The airframe of the An-77 was stretched by 2 metres to increase its internal volume. The take-off weight of the aircraft was also increased from 132 tonnes to 187 tonnes, and its maximum payload went up from 47 to 50 tonnes. The design work on the new transport, codenamed Y-XX, continued for three years. The aircraft was later officially designated Y-20.

However, by 2010 it became clear that the original design based on the An-77 could no longer meet the PLA requirements, with the introduction of the 58-tonne ZTZ99A2 main battle tank into its service. As a result, Antonov ASTC switched the design to an entirely different underlying design, the An-170, which was first developed in the late 1980s to early 1990s in bid for the Russian Air Force’s contract for a successor to the Il-76. The An-170 is much larger and heavier than the An-70, with a take-off weight of 230 tonnes and a maximum payload of 60 tonnes. This design was accepted by the PLA, which eventually led to the maiden flight of the Y-20 in January 2013. The first two production examples, designated Y-20A, were delivered to the PLAAF in July 2016.

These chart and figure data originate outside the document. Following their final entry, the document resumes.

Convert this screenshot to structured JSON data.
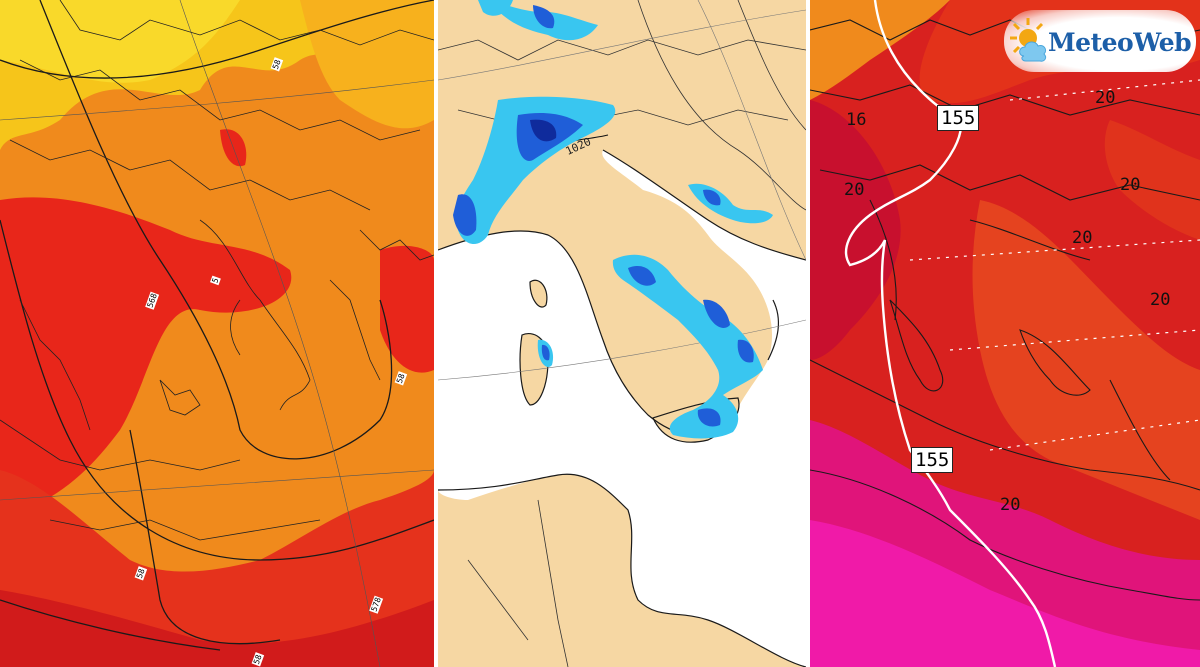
{
  "branding": {
    "logo_text": "MeteoWeb"
  },
  "colors": {
    "temp_yellow": "#f6c51a",
    "temp_orange": "#f08a1c",
    "temp_red": "#e8261a",
    "temp_deep_red": "#c8102e",
    "temp_magenta": "#e0147a",
    "precip_light_blue": "#39c6f0",
    "precip_blue": "#1f5ed8",
    "precip_navy": "#0f2b9c",
    "land_tan": "#f6d7a3",
    "sea_white": "#ffffff"
  },
  "panels": {
    "left": {
      "small_labels": [
        "58",
        "568",
        "5",
        "58",
        "58",
        "578",
        "58"
      ]
    },
    "middle": {
      "isobar_label": "1020"
    },
    "right": {
      "isoline_labels": [
        "155",
        "155"
      ],
      "temperature_labels": [
        "16",
        "20",
        "20",
        "20",
        "20",
        "20",
        "20"
      ]
    }
  }
}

The Y-20 and other projects (e.g. Xi’an H-6K strategic bomber) also kept the production of the 30-year-old D-30KP engine going. China first signed a contract with Rosoboronexport in April 2009 for the delivery of 55 D-30KP-2 engines in five batches by 2012. This was followed by an even larger order for 184 new D-30KM-2 engines in late 2011, to be delivered over four years.

Ceremony for the commissioning of the first Y-20A large transport aircraft


The Y-20 features a high-wing, four-engine, T-tailed layout, similar to the Boeing C-17 Globemaster III though slightly smaller in size. The max payload of the aircraft was said to be around 60—65 tonnes, and the max take-off weight 220 tonnes. The main landing gears consist of two six-wheel undercarriages, allowing the aircraft to operate from unpaved airfields. The fuselage of the Y-20 is shorter and bulkier than that of the Il-76MD, making it more suitable to carry heavy equipment such as main battle tanks, armoured combat vehicles, heavy artillery, and missile TEL vehicles inside its cargo bay.

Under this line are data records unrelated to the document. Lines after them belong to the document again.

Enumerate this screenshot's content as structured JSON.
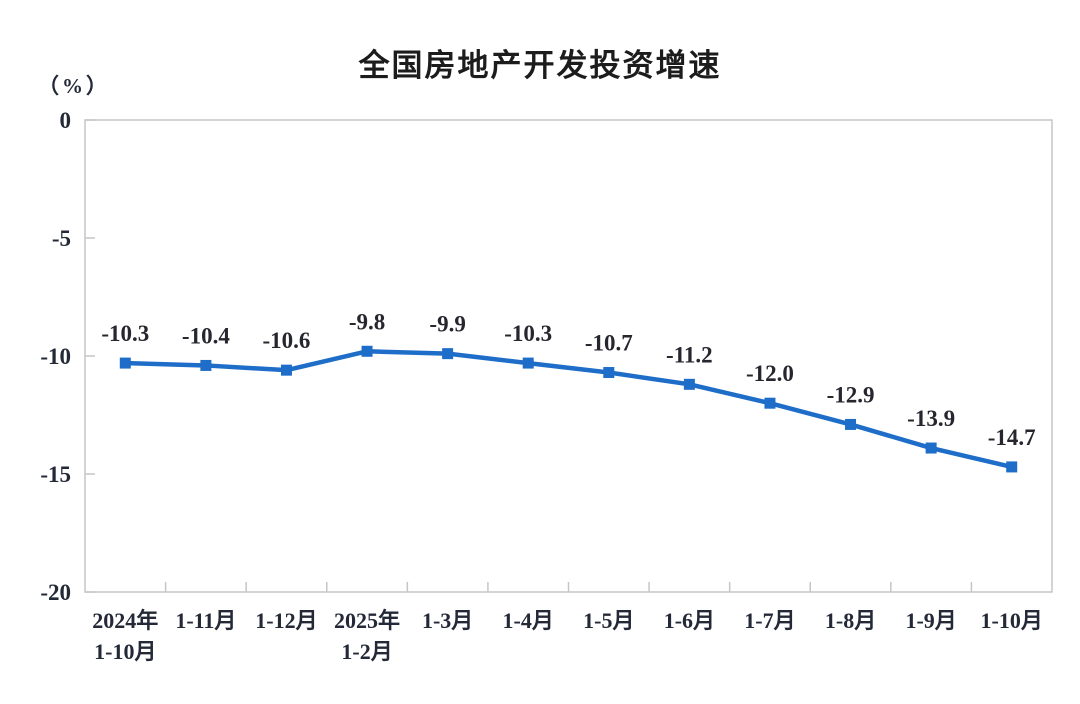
{
  "chart_data": {
    "type": "line",
    "title": "全国房地产开发投资增速",
    "ylabel": "（%）",
    "categories": [
      "2024年\n1-10月",
      "1-11月",
      "1-12月",
      "2025年\n1-2月",
      "1-3月",
      "1-4月",
      "1-5月",
      "1-6月",
      "1-7月",
      "1-8月",
      "1-9月",
      "1-10月"
    ],
    "values": [
      -10.3,
      -10.4,
      -10.6,
      -9.8,
      -9.9,
      -10.3,
      -10.7,
      -11.2,
      -12.0,
      -12.9,
      -13.9,
      -14.7
    ],
    "data_labels": [
      "-10.3",
      "-10.4",
      "-10.6",
      "-9.8",
      "-9.9",
      "-10.3",
      "-10.7",
      "-11.2",
      "-12.0",
      "-12.9",
      "-13.9",
      "-14.7"
    ],
    "ylim": [
      -20,
      0
    ],
    "yticks": [
      0,
      -5,
      -10,
      -15,
      -20
    ],
    "ytick_labels": [
      "0",
      "-5",
      "-10",
      "-15",
      "-20"
    ],
    "grid": false,
    "legend": "none",
    "line_color": "#1e6dc8",
    "marker": "square",
    "axis_color": "#c6c6c6",
    "label_color": "#232936"
  }
}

The Y-20 is expected to have been incorporated with some off-the-shelf commercial airline technologies. It features a glass cockpit with head-up displays (HDU) for the pilots. The aircraft may also be fitted with electronic warfare and countermeasures (EW/ECM) suite consisting jammers and flare dispensers for self-defence.

The aircraft is powered by four D-30KP-2 turbofans, each rated at 118 kN (12,000 kgf). The Chinese aviation industry is developing a reverse-engineered copy of the engine, designated WS-18, which is expected to be installed on future productions of the Y-20A. A more powerful WS-20 engine with a thrust of 157 kN (16,000 kgf) is also in development, and has been spotted undergoing testing onboard a Y-20A prototype.

Y-20 prototype in flight demonstration during the 2014 Zhuhai Air Show
Y-20A in flight demonstration during the 2016 Zhuhai Air Show


Length (m): 49. Wingspan (m): 50. Wing surface (m2): 310. Height (m): 15. Empty weight (t): 100. Maximum payload (tonne): 60—65. Maximum speed (km/h): 750—800. Service ceiling (m): 13,000. Range (km): (with maximum payload) 4,400.